Comment by ozgrakkurt

6 hours ago

The dataset they use is <14GB of parquet [1] so the "cold start" seems to be intended to also measure having a dataset that doesn't fit in memory in a way.

I don't think this is an oversight but it is just what they found to be feasible. This is explicitly written in [1]. Also the guy who setup this benchmark is very serious about benchmarking under difficult conditions [2]

My personal opinion is that you need a massive amount of data and massive number of different variables to test for separately. For example you might want to monitor how many cache misses/hits there were, p99 latency etc. And you want to do it under full load, expected load etc. And you want to compare the different versions of the same database because comparing different databases makes things combinatorially more difficult, unless you have a real production use case that you are optimizing for ofc.

The swisstable talk on cppcon is a good example of a useful benchmark and optimization that shows how difficult it is to really asses performance effects of even "small" changes. [3]

[1] https://github.com/ClickHouse/ClickBench#data-loading

[2] https://www.youtube.com/watch?v=CAS2otEoerM

[3] https://www.youtube.com/watch?v=ncHmEUmJZf4

Yeah, the tl;dr is that benchmarking is freaking hard because what you actually care about is "does my workload today and in the future run better or worse given current setup?" but identifying what your workload actually is, what systems you are going to be allowed to run it on, what tweaks would even be possible if you know the interiors of a system and how it aligns with your hardware, and it all comes with the price tag of "and if you do anything different tomorrow with any of these variables it might not hold."

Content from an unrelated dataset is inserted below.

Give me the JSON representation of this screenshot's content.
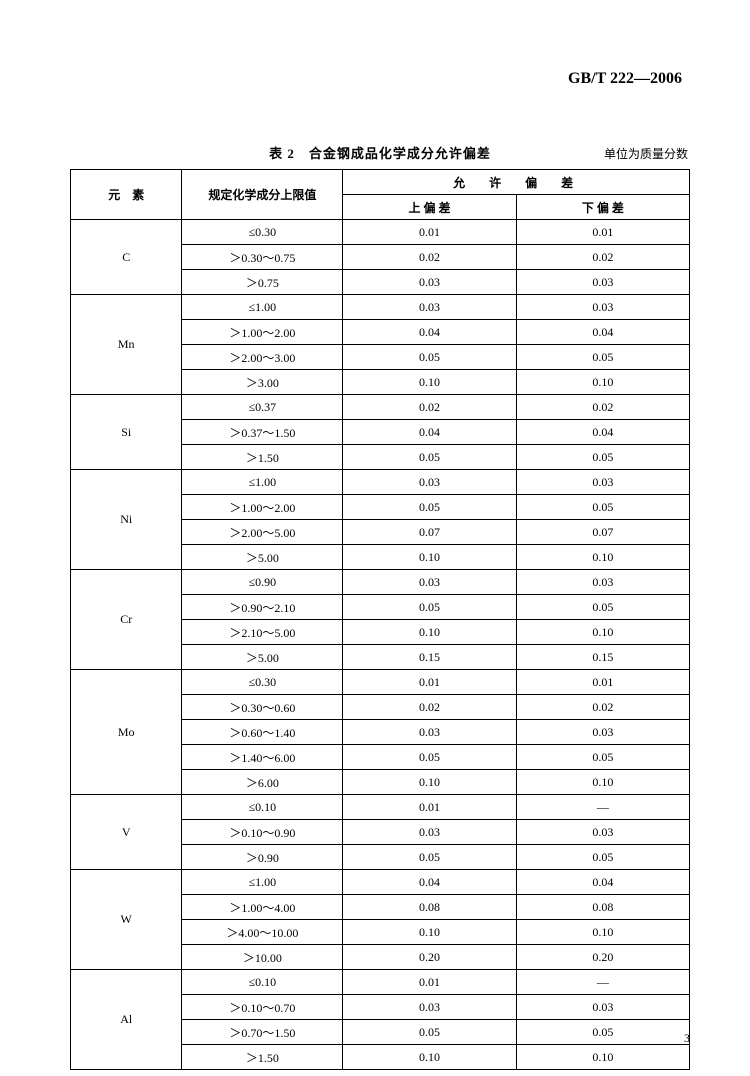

  • Yeah, but also, I want to know the p50 warm performance, not just the p99. Run the same query twice in a row after cold start. And then another 10 times. Then do another different set of queries and at the end of the day, or a week, still have no real idea how the system will perform in prod for your particular use case.

    Benchmarking is hard, no argument from me!

    • Yep, I actually want to know the system has some sort of baseline performance that only hockey sticks under conditions I can monitor and control... but also the business wants to try new feature X and vendor is promising new performance for feature Y, and new patches are coming in affecting ???.